3.3.2 Houding ten aanzien van mogelijkheid euthanasie in specifieke situaties naar migratieachtergrond, 2018
   Moet mogelijk zijn (% volwassenen)Moet niet mogelijk zijn (% volwassenen)Geen antwoord (% volwassenen)
Ernstige psychische aandoeningenNederlands809,510,5
Ernstige psychische aandoeningenWesters67,912,919,2
Ernstige psychische aandoeningenNiet-westers38,14021,9
Mensen die levensmoe zijnNederlands59,728,811,5
Mensen die levensmoe zijnWesters52,726,620,6
Mensen die levensmoe zijnNiet-westers24,95619,1


Ook zijn er duidelijke verschillen tussen gelovigen en niet-gelovigen. Mensen die zichzelf niet tot een religie of levensbeschouwelijke groepering rekenen vinden vaker dan gelovigen dat euthanasie in specifieke situaties mogelijk zou moeten zijn. Binnen de geloofsgroepen zijn moslims het vaakst tegen de mogelijkheid tot euthanasie in specifieke gevallen, en rooms-katholieken het minst vaak. In het geval van mensen met vergevorderde dementie is het verschil het grootst: 85 procent van de rooms-katholieken vindt dat euthanasie voor deze groep mogelijk zou moeten zijn, tegen 22 procent van de moslims. In het geval van mensen die levensmoe zijn, is het verschil met 51 tegen 16 procent kleiner. Gelovigen, moslims in het bijzonder, geven ook relatief vaak geen antwoord op de vraag of euthanasie mogelijk zou moeten zijn in specifieke situaties.
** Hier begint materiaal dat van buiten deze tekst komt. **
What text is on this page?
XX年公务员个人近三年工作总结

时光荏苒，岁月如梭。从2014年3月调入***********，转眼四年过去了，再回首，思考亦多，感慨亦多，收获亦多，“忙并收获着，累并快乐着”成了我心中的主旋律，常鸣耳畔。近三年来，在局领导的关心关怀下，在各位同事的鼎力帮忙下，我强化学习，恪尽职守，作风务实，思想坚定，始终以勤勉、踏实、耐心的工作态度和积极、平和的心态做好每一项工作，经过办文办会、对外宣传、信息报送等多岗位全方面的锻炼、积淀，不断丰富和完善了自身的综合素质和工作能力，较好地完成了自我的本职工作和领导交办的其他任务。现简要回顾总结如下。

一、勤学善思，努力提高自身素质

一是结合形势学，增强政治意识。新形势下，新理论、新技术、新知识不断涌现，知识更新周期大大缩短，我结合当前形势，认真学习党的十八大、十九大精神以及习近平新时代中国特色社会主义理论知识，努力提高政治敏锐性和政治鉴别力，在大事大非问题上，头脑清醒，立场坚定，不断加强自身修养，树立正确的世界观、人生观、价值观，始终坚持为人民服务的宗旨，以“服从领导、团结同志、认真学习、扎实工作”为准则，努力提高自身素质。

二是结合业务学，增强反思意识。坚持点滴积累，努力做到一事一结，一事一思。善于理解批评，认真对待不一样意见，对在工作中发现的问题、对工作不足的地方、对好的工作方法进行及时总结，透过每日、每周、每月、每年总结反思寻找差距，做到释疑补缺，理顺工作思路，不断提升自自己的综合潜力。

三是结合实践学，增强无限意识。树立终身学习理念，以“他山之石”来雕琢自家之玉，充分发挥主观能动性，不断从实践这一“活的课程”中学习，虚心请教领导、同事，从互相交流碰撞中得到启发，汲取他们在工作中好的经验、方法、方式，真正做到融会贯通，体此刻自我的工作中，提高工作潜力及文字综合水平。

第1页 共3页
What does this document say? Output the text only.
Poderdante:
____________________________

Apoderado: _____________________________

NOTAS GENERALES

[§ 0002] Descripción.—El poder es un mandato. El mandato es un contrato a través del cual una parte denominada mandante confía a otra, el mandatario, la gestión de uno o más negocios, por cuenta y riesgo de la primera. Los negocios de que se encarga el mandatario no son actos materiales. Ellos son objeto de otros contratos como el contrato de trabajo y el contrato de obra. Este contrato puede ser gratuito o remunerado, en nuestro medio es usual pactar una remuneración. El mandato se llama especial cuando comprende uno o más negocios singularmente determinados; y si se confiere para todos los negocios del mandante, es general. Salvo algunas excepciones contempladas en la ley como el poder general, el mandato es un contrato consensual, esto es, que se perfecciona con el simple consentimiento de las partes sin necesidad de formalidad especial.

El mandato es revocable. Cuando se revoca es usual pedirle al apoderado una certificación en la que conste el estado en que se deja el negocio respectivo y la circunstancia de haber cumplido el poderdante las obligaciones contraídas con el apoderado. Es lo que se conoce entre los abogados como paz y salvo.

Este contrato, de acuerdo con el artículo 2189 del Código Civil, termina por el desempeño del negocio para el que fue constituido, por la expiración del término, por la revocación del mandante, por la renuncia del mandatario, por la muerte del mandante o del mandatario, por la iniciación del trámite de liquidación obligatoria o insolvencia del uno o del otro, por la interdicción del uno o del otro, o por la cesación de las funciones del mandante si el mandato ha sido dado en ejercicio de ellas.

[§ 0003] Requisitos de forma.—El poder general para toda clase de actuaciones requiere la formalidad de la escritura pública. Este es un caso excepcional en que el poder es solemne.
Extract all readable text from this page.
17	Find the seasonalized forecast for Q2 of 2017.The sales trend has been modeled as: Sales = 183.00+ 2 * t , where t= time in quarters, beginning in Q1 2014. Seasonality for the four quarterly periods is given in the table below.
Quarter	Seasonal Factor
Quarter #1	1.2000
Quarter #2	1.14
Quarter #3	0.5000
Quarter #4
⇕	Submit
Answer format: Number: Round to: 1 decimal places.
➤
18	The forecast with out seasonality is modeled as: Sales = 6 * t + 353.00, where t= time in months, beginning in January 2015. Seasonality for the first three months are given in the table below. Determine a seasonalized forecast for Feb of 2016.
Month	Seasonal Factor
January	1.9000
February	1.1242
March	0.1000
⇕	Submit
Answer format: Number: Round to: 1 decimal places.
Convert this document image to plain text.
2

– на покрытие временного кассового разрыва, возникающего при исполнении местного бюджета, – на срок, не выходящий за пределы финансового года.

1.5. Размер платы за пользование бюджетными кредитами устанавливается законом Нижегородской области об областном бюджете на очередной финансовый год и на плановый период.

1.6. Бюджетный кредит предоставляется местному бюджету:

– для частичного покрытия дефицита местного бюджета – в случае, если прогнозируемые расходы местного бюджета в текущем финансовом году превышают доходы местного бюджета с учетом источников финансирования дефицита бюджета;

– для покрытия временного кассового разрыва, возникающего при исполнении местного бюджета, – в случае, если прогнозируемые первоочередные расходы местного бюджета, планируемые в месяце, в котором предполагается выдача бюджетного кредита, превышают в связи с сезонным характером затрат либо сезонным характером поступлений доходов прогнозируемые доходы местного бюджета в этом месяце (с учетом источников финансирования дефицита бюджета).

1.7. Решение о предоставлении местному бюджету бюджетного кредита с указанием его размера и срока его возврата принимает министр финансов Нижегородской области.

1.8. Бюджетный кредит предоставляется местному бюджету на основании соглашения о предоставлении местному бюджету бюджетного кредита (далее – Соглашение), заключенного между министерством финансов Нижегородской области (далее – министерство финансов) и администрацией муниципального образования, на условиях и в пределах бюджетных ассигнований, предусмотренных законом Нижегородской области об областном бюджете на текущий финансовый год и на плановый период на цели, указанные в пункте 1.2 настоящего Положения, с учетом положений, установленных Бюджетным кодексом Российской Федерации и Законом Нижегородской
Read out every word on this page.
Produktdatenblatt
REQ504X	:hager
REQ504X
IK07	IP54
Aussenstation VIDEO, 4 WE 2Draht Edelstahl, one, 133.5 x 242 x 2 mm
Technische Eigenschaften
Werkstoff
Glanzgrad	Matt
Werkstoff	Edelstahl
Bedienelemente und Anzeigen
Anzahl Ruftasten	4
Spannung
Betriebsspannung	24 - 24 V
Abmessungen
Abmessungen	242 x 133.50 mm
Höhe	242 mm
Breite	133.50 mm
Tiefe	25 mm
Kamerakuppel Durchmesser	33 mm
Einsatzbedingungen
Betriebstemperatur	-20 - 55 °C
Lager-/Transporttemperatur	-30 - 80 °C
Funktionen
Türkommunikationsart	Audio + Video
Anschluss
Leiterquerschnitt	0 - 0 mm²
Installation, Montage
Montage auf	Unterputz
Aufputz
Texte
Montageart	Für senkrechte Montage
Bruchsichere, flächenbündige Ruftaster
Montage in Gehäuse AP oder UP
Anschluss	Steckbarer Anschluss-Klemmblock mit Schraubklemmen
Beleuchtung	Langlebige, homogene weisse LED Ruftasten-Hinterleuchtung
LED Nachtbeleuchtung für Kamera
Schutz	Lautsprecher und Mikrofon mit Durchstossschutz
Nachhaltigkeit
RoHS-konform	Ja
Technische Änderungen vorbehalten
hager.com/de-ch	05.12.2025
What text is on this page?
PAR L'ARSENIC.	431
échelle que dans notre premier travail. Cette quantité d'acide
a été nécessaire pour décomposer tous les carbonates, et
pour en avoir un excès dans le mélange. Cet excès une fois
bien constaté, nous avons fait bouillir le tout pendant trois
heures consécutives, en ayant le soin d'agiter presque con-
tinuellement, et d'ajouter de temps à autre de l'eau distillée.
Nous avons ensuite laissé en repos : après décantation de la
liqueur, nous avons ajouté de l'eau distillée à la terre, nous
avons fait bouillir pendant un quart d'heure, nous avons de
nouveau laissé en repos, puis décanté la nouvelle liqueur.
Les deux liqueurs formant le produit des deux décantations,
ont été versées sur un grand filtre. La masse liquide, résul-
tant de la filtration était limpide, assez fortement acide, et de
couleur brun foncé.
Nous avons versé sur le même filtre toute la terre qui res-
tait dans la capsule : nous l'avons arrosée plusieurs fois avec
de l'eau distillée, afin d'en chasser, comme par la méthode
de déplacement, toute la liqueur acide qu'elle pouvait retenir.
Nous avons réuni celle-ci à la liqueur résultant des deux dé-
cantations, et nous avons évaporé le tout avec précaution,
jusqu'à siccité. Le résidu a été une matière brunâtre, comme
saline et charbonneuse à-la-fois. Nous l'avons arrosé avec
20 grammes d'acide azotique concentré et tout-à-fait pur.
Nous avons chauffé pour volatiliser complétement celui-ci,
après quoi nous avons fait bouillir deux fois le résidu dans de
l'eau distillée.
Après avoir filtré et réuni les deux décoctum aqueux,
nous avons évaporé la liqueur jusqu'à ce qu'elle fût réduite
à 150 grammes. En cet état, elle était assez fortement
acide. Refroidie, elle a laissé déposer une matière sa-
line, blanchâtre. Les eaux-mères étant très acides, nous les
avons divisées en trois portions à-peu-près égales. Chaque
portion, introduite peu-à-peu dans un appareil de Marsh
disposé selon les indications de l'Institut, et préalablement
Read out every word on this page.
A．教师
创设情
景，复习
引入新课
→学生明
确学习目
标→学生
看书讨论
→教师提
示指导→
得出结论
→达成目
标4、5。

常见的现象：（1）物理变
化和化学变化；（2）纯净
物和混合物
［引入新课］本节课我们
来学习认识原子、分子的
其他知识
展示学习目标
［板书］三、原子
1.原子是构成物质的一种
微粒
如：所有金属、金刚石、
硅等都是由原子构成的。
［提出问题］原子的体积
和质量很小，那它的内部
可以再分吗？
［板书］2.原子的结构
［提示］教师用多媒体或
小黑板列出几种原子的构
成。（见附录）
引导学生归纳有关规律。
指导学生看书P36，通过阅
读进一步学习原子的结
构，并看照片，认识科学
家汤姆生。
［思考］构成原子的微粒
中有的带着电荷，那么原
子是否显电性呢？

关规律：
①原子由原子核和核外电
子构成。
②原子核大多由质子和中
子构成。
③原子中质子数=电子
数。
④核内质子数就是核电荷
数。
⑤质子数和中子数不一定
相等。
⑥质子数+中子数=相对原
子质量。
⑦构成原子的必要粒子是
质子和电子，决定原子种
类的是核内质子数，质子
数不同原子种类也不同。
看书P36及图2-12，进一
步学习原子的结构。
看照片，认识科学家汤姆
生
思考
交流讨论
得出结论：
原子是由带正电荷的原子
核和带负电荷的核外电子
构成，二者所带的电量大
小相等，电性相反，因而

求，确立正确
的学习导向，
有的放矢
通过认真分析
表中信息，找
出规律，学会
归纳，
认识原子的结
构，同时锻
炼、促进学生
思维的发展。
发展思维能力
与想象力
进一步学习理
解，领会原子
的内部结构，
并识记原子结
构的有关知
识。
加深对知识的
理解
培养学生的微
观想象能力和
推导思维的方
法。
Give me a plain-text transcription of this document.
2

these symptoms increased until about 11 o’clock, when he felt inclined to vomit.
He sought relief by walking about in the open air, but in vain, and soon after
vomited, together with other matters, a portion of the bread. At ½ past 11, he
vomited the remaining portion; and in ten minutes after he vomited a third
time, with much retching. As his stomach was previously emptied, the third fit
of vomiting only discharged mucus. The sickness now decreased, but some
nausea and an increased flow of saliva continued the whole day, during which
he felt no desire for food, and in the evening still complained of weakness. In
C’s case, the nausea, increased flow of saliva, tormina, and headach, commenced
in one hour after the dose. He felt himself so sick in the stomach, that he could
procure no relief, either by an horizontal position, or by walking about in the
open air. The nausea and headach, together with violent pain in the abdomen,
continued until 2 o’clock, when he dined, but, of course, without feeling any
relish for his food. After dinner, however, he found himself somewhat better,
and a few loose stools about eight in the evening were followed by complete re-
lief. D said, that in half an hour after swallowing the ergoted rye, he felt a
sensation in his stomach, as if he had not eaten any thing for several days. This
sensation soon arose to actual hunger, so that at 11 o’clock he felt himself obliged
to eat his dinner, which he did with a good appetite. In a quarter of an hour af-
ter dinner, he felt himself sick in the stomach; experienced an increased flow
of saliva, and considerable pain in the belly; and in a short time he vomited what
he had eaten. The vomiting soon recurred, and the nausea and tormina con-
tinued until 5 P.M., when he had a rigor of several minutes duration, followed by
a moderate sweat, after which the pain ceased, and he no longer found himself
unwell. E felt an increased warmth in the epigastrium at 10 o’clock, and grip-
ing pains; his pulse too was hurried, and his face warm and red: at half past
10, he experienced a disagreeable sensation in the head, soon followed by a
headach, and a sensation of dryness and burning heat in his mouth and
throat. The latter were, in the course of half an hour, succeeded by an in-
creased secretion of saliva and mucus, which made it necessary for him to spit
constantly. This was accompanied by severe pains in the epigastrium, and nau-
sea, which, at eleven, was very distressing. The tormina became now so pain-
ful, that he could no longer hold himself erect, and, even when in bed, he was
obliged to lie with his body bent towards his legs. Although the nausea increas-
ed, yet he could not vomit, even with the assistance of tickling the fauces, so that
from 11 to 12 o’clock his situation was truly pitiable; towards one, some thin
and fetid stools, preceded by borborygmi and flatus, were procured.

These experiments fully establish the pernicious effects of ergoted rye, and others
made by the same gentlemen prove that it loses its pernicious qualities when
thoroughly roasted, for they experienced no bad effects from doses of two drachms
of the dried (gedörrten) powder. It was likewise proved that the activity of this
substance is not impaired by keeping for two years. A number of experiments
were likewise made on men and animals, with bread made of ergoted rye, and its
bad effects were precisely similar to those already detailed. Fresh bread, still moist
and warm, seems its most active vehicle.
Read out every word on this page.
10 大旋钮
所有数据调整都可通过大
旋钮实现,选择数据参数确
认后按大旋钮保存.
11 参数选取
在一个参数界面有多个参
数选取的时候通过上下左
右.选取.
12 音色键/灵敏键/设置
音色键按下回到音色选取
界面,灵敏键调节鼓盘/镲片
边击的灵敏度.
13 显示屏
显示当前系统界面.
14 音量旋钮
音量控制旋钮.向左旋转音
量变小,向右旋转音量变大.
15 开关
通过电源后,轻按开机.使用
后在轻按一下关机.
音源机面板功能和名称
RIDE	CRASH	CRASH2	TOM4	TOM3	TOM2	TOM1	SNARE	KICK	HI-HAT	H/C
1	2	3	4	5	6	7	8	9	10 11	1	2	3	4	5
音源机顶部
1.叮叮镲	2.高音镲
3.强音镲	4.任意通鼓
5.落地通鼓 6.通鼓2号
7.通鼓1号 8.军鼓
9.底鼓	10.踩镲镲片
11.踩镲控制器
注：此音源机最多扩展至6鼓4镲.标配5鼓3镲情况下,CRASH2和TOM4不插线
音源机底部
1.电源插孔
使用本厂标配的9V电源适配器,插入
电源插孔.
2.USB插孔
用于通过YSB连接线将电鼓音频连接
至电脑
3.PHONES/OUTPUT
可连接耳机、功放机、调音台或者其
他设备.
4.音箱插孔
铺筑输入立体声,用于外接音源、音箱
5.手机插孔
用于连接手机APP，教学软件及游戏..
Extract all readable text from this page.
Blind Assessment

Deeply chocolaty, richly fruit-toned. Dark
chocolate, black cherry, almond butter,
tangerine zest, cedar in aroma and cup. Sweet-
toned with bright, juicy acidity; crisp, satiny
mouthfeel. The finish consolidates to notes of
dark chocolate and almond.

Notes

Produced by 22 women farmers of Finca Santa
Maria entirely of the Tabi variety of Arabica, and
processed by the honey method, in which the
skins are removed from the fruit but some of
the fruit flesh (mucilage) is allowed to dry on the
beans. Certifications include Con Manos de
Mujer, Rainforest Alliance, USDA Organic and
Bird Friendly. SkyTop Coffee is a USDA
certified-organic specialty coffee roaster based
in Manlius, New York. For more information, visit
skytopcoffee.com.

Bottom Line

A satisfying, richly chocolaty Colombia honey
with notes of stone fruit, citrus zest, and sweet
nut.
Tot slot spelen de ervaringen die mensen in hun eigen omgeving hebben gehad met euthanasie, palliatieve sedatie of (poging tot) zelfdoding een rol bij hun mening over de mogelijkheden voor euthanasie in bepaalde situaties. Mensen die hier in hun naaste omgeving mee in aanraking zijn gekomen zeggen over het algemeen vaker voorstander te zijn van de mogelijkheid voor euthanasie in vergelijking met mensen die dergelijke ervaringen niet hebben. De laatste groep is hier juist vaker op tegen, of kunnen of willen de vragen niet beantwoorden.

1) De vragen over euthanasie in specifieke situaties zijn alleen gesteld aan degenen die hebben aangegeven dat euthanasie in bepaalde omstandigheden mogelijk zou moeten zijn (zie paragraaf 2).Voor de mensen die hebben aangegeven in alle omstandigheden tegen euthanasie te zijn, is verondersteld dat zij ook tegen de mogelijkheid van euthanasie zijn in deze specifieke situaties.